MSE Seminar: “Opportunities in Whispering-Gallery Microresonators: Fundamentals and Applications”
September 26 at 10:30 AM - 12:30 PM
Light-matter interactions form the fundamental basis for numerous phenomena and processes in optical devices. This talk will cover ultra-high-quality (Q) whispering-gallery-mode (WGM) optical microresonators which have an unprecedented capability to trap light in a highly confined volume smaller than a strand of human hair. Light-matter interactions are significantly enhanced in high-quality WGM resonators, creating the potential for a wealth of new scientific discoveries and technological breakthroughs. High-Q microresonators and microlasers provide excellent platforms for both fundamental science and engineering applications; the choices of materials for the photonic resonators enable various opportunities for different applications. This talk will start with the introduction of diverse sensing mechanisms and strategies developed around high-Q microresonators. It will include discussions on ultra-sensitive self-referencing detection and sizing of nanoparticles, including single virions. Various strategies, such as mechanical solitons through optomechanical effects in a microtoroid resonator, a barcode technology based on collective behaviors of multiple resonances, and AI-enhanced target classification, will be introduced for sensing applications with resonators. Furthermore, our recent exploration of fundamental physics, such as non-Hermitian physics in high-Q WGM resonators, have unraveled innovative strategies to achieve a new generation of optical systems enabling unconventional control of light flow. Examples including nonreciprocity in a parity-time (PT)-symmetry resonator system, loss engineering in a lasing system, directional lasing emission at an exceptional point (EP), and EP-enhanced sensing will be presented. To conclude, the applications of resonators in photonic integrated circuits (PIC) will be discussed. Our research discoveries just represent a glimpse of the potential of photonic resonators; there are still many exciting opportunities by leveraging the enhanced light-matter interactions through resonant effects in the future.
Lan Yang
Professor, Electrical and Systems Engineering, Washington University
Lan Yang is the Edwin H. and Florence G. Skinner professor in the Electrical and Systems Engineering Department at Washington University in St.
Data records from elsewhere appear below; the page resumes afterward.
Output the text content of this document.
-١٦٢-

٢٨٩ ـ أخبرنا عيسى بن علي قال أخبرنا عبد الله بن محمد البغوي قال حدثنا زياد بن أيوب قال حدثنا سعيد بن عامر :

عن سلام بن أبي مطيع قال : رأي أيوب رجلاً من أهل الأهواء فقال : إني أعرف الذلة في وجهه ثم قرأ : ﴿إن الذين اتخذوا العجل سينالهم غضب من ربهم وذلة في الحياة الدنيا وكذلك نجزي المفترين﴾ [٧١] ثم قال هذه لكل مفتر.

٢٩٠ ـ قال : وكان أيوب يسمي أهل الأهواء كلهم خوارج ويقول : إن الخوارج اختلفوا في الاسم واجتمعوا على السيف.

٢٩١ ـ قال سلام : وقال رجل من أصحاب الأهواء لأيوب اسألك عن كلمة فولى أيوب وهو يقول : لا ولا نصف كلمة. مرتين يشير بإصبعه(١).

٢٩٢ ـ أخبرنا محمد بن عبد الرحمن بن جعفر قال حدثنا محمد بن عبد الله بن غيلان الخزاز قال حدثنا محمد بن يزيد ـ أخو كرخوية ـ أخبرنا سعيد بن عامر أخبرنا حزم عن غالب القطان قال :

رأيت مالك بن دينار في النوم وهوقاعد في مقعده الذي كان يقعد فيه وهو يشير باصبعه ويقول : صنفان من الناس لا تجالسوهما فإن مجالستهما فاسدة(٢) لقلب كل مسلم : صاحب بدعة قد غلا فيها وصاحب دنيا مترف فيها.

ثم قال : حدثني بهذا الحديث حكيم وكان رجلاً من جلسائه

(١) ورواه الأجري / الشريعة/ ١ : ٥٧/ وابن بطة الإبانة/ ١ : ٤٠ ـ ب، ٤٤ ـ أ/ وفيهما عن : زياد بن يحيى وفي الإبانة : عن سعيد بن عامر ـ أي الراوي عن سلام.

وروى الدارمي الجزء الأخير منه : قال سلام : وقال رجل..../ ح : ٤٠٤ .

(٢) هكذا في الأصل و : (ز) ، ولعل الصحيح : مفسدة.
Louis, USA. She is also the editor-in-chief of Photonics Research. She received her M.S. in materials science in 2000 and Ph.D. in applied physics at Caltech in 2005. She enjoys investigating physics in photonic resonators and exploring their diverse applications, including communication, quantum technologies, sensing, spectroscopy, and imaging, etc. Her research in parity-time-symmetry and non-Hermitian physics in resonators has led to a series of discoveries for unconventional control of light transport in photonic structures. She received the NSF CAREER Award in 2010 for her work on nanoparticle detection and sizing using on-chip optical resonators. She also received the 2010 Presidential Early Career Award for Scientists and Engineers (PECASE). She is a Fellow of Optica, the Institute of Electrical and Electronics Engineers (IEEE), the American Physical Society (APS), the American Association for the Advancement of Science (AAAS), and the American Institute for Medical and Biological Engineering (AIMBE). She co-founded DeepSight™ Technology, a MedTech company focused on developing innovative diagnostic and therapeutic tools and systems to improve the treatment of numerous diseases at various stages, and has served as the Chief Technology Officer since 2019.